Perry J W, Oka T
Biochim Biophys Acta. 1980 Apr 17;629(1):24-35. doi: 10.1016/0304-4165(80)90261-5.
The biphasic increase of ornithine decarboxylase activity in mouse mammary gland in organ culture occurs with a hormone-independent first peak and a hormone-dependent second peak. The data presented indicate that a change in the osmolarity of the cellular environment is the major contributing factor for the emergence of the hormone-independent ornithine decarboxylase activity in mammary explants. Thus, incubation of mammary explants for 3 h in a medium diluted 53% with distilled water results in approx. 1000-fold stimulation of enzyme activity over the initial level, whereas a similar dilution of the medium with 0.18 M NaCl or 0.3 M sucrose blocks the increase. The increase in enzyme activity is similarly affected by a reduction of the concentration of NaCl in the culture medium. The hypoosmotic stimulation of ornithine decarboxylase activity appears to be affected at a posttranscriptional level, and is enhanced further by the actions of insulin and prolactin. The hypoosmotic enhancement of ornithine decarboxylase activity produces a large increase in the intracellular concentration of putrescine in mammary explants. However, neither the concentration of spermidine and spermine nor the activity of S-adenosyl-L-methionine decarboxylase is affected. In addition, studies of putrescine transport in mammary explants show that hypotonicity causes an increase in the rate of influx and a decrease in efflux of putrescine with enhancement of intracellular putrescine accumulation. On the other hand, the uptake of spermidine, spermine, amino acids, sugar, and a lipophilic cation, triphenylmethylphosphonium is unaffected. These data suggest a possibility that osmotic alteration in cellular environment causes an incresed need for putrescine in mammary cells, resulting in stimulation of ornithine decarboxylase activity, which may represent a cellular mechanism for maintaining the homeostasis of the intracellular cationic environment.

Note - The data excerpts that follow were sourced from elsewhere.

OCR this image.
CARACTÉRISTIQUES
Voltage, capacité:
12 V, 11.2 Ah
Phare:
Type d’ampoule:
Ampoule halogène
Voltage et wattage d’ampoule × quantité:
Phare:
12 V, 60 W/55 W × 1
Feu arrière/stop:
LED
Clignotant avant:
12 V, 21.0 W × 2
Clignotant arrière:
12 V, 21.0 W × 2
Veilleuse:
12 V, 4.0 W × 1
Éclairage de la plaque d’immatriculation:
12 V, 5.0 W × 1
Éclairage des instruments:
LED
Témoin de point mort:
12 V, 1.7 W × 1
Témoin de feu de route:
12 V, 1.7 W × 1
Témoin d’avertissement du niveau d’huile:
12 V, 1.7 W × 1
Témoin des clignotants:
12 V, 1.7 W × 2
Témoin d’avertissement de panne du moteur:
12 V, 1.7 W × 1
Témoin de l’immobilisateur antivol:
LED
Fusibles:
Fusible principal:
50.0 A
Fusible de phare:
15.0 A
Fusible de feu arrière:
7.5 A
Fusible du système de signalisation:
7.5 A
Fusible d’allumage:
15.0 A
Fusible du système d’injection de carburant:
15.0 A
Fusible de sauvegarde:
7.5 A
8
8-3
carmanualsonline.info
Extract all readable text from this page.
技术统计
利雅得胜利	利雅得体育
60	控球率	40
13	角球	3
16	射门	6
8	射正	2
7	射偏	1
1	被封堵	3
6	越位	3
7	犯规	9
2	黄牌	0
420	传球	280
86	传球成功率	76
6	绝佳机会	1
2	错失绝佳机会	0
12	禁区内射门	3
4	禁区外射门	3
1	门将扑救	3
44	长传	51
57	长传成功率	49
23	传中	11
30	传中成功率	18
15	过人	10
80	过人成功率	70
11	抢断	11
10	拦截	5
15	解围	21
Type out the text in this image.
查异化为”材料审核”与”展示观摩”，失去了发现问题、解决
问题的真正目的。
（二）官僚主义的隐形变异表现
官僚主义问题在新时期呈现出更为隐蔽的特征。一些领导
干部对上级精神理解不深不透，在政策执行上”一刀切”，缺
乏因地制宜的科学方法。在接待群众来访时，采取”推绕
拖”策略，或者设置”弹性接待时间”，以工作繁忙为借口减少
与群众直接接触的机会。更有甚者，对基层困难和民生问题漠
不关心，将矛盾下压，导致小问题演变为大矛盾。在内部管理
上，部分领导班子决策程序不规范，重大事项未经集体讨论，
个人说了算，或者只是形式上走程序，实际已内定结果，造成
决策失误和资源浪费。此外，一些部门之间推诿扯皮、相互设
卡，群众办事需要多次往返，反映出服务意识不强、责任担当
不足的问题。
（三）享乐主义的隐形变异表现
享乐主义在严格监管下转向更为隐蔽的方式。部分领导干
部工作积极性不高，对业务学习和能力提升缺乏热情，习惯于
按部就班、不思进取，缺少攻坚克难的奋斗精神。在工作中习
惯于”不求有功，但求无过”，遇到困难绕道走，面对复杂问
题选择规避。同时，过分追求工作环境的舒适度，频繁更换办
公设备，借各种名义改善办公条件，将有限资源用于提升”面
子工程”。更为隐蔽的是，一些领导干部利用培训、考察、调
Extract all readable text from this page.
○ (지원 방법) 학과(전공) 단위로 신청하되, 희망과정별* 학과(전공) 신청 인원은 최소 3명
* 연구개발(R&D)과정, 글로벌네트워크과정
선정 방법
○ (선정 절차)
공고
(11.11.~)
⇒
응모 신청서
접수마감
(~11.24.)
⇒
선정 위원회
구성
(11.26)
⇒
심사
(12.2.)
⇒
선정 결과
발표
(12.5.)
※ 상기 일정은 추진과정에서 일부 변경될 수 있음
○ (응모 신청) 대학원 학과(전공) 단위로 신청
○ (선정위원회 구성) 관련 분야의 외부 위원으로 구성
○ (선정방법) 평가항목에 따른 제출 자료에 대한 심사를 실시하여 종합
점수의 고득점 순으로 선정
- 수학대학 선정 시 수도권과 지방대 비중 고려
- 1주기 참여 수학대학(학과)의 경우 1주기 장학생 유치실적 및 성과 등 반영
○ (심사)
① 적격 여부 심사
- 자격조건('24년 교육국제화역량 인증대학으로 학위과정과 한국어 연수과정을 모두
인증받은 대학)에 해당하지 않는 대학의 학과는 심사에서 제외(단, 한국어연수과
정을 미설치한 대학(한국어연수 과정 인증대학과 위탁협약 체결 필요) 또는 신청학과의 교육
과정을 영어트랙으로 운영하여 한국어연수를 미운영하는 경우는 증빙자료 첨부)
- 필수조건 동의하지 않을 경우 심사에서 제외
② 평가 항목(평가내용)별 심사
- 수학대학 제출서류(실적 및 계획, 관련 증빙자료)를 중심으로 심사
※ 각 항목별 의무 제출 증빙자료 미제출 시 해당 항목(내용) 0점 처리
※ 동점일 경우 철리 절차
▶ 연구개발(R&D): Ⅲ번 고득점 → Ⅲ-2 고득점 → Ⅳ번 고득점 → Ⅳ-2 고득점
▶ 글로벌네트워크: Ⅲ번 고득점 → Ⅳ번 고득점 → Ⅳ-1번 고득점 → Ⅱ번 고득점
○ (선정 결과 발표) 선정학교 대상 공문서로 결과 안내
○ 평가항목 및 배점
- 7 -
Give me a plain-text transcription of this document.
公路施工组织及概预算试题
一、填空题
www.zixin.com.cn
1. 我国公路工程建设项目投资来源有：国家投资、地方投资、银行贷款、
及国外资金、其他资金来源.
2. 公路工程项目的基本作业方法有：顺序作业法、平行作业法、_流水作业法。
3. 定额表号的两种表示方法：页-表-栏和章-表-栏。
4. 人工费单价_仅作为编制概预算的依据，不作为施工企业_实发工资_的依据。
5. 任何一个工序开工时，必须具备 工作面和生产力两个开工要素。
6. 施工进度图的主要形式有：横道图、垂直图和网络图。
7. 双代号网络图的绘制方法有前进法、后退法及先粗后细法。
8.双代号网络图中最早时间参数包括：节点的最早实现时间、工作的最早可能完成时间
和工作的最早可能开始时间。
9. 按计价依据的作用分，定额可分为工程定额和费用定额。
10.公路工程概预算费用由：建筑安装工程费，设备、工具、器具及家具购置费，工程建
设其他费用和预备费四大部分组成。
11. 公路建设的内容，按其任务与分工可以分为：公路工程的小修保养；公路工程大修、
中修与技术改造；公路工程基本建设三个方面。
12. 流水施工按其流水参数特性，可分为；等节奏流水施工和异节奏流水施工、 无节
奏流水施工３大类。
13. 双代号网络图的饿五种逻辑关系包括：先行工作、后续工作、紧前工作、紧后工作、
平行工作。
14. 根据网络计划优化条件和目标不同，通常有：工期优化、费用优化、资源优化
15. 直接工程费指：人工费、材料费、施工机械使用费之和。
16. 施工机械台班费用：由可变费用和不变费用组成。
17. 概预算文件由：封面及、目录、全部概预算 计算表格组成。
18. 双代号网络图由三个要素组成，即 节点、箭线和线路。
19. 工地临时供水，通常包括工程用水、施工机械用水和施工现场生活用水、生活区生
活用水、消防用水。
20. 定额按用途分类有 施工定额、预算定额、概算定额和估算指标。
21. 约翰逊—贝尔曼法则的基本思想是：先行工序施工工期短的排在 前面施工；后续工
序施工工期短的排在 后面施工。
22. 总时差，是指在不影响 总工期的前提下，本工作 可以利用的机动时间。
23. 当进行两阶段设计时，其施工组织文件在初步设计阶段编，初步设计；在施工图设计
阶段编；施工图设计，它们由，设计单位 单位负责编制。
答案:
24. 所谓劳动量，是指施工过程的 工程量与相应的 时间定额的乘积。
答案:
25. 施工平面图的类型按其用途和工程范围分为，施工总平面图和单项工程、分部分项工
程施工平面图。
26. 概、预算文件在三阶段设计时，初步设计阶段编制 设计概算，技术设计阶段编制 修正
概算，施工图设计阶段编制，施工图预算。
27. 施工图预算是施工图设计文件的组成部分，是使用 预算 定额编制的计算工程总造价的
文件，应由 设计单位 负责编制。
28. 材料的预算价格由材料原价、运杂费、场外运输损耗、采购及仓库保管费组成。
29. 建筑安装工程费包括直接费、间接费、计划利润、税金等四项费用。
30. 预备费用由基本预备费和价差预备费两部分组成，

在器官培养中,小鼠乳腺中鸟氨酸脱羧酶活性呈双相增加,第一个峰值不依赖激素,第二个峰值依赖激素。所呈现的数据表明,细胞环境渗透压的变化是乳腺外植体中出现不依赖激素的鸟氨酸脱羧酶活性的主要促成因素。因此,将乳腺外植体在用蒸馏水稀释53%的培养基中孵育3小时,会导致酶活性比初始水平提高约1000倍,而用0.18 M NaCl或0.3 M蔗糖对培养基进行类似稀释则会阻止这种增加。培养基中NaCl浓度的降低对酶活性的增加有类似影响。鸟氨酸脱羧酶活性的低渗刺激似乎在转录后水平受到影响,并且胰岛素和催乳素的作用会进一步增强这种刺激。鸟氨酸脱羧酶活性的低渗增强导致乳腺外植体中腐胺的细胞内浓度大幅增加。然而,亚精胺和精胺的浓度以及S-腺苷-L-甲硫氨酸脱羧酶的活性均未受到影响。此外,对乳腺外植体中腐胺转运的研究表明,低渗会导致腐胺流入速率增加和流出速率降低,同时细胞内腐胺积累增加。另一方面,亚精胺、精胺、氨基酸、糖和一种亲脂性阳离子三苯甲基鏻的摄取不受影响。这些数据表明,细胞环境中的渗透压改变可能导致乳腺细胞对腐胺的需求增加,从而刺激鸟氨酸脱羧酶活性,这可能代表了一种维持细胞内阳离子环境稳态的细胞机制。